Any industry dominated by men, specifically white men, leaves little room for inclusive workspaces. Based on her own professional experience in the tech industry and her involvement in mentorship programs, Susanne Tedrick made it her mission to encourage and enable women of color to pursue careers in tech.
Susanne is a Northwestern University grad who received an interdisciplinary degree in communications systems. It was this degree that led her to become a technical sales engineer—a job requiring technical specialties as well as project management and public speaking. Susanne acts as a translator, decoding the technical language to potential investors. It is her job to convey how software can operate in a concise and persuasive manner.
Her love for tech
Her book, titled "Women of Color in Tech: A Blueprint for Inspiring and Mentoring the Next Generation of Technology Innovators", is a culmination of interviews, knowledge and tech know-how. It aims to highlight the diversity of directions one's career can take within the tech industry. Susanne believes it is vital as a tech professional to have both the hard skills (applications taught in the classroom) and the soft skills, a.k.a. people skills, to become successful. But in all honesty, her book is applicable to all women of color looking to move forward in any field.

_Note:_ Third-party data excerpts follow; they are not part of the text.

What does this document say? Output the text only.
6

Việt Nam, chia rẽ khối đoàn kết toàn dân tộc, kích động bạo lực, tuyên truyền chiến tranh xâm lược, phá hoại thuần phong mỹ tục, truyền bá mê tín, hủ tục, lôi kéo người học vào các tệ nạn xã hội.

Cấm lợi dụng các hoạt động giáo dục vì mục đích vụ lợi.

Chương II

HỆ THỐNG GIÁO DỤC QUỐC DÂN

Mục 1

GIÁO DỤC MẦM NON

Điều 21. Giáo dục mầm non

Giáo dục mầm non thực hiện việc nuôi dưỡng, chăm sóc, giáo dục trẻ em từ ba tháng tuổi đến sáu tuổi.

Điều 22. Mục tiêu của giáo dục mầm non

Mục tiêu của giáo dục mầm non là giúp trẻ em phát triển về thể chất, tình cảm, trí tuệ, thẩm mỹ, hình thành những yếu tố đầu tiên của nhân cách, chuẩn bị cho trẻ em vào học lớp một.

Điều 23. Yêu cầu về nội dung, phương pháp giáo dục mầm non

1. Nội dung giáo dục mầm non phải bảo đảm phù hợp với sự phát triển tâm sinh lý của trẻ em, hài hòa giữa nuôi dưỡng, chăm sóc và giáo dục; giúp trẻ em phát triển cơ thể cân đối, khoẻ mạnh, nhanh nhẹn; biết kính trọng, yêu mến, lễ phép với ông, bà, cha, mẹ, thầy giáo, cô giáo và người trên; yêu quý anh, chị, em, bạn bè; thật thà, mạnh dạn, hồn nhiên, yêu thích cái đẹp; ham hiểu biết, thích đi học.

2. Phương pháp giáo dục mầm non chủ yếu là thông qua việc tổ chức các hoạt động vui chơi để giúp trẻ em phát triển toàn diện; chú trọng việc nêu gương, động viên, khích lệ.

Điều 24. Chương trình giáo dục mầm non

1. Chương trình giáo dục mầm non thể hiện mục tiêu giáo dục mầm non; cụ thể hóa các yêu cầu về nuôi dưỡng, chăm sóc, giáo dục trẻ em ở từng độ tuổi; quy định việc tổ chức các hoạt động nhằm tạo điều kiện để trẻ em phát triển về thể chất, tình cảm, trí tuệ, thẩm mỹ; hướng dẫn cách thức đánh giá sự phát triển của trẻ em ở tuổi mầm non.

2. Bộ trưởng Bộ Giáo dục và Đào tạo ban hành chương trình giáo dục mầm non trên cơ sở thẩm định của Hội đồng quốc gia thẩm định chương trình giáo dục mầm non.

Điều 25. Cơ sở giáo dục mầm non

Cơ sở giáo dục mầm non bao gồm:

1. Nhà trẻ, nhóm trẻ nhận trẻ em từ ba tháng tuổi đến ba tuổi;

Her love for computers was not something that developed overnight. During our conversation, she explained how she always had a knack for technology but did not understand how she could make a career out of it. While completing her degree, Susanne volunteered and attended different boot camps. She found joy in giving back and inspiring the younger generation. These aspects, external to the technical side, are what propelled technology from a passion to a profession. For many, like myself, who are somewhat ignorant of the range of jobs within the industry, Susanne wants to make it clear—there is so much more than just coding.
The range of tech careers
She believes some preconceived ideas limit how people see the tech industry. There is this notion that working for a technology company means very little personal interaction or communication. She mentions, "For some people, looking at lines of code for 80 hours a week makes them think, 'Yeah, I don't want to do that'. That's why I loved [how] I was able to explore different things matching my requirements, passions, and talents."
Throughout our chat, I was beginning to realize a person does not have to sacrifice what they like in order to find a challenging and appealing job in tech.
The large company names associated with tech are known as FAANG or Facebook, Amazon, Apple, Netflix and Google. Huge brands that probably see hundreds of applications weekly. While these companies are notable and great, there are many more that are just as innovative and, from Susanne's perspective, in need of female employees of color.
On her blog, she has written about the multiplicity of careers in the tech industry: data science, web design, cybersecurity, technical sales, business analysis, and others. A degree in computer science is not always the sole requirement, but instead, an understanding of contemporary tech issues paired with a different major could lead to a job at a bank, news publication, or clothing brand. By highlighting the many avenues of tech, the hope is to inform and enable women of color to join.
The lack of diversity's impact
In one of Susanne's more recent blog posts, "Pivot or Persevere," she wrote about a Twitter thread she came across that detailed a black female software developer's frustration with her white colleagues. This woman was being micromanaged and felt as though she was not being heard. The reactions on Twitter were divided. While all of the responses were sympathetic, some encouraged this woman to forge on despite the difficult work environment, while others thought she should leave the company.
When I asked for her response to this dilemma, Susanne offered, "Women of color are more likely to pursue certain careers if they see their counterparts or people with shared experiences in them [and] being successful. But at the same time, this is just one who is [being asked to] take on the hopes of society." While it is vital to make tech a more inclusive space, it should not fall on the shoulders of one or two women.
The purpose behind the passion
Her writing illustrates that there is no right answer to this situation. Instead, it is dependent on the individual woman and her financial and emotional capacity. Nonetheless, Susanne has made it clear throughout her career she has seen very little diversity. She hopes in the years to come, she can witness a gradual change in both innovation and representation.
Her new book is an informative and impressive analysis of the current state of demographics in the tech industry. She is able to provide an optimistic tone that will most definitely spark change.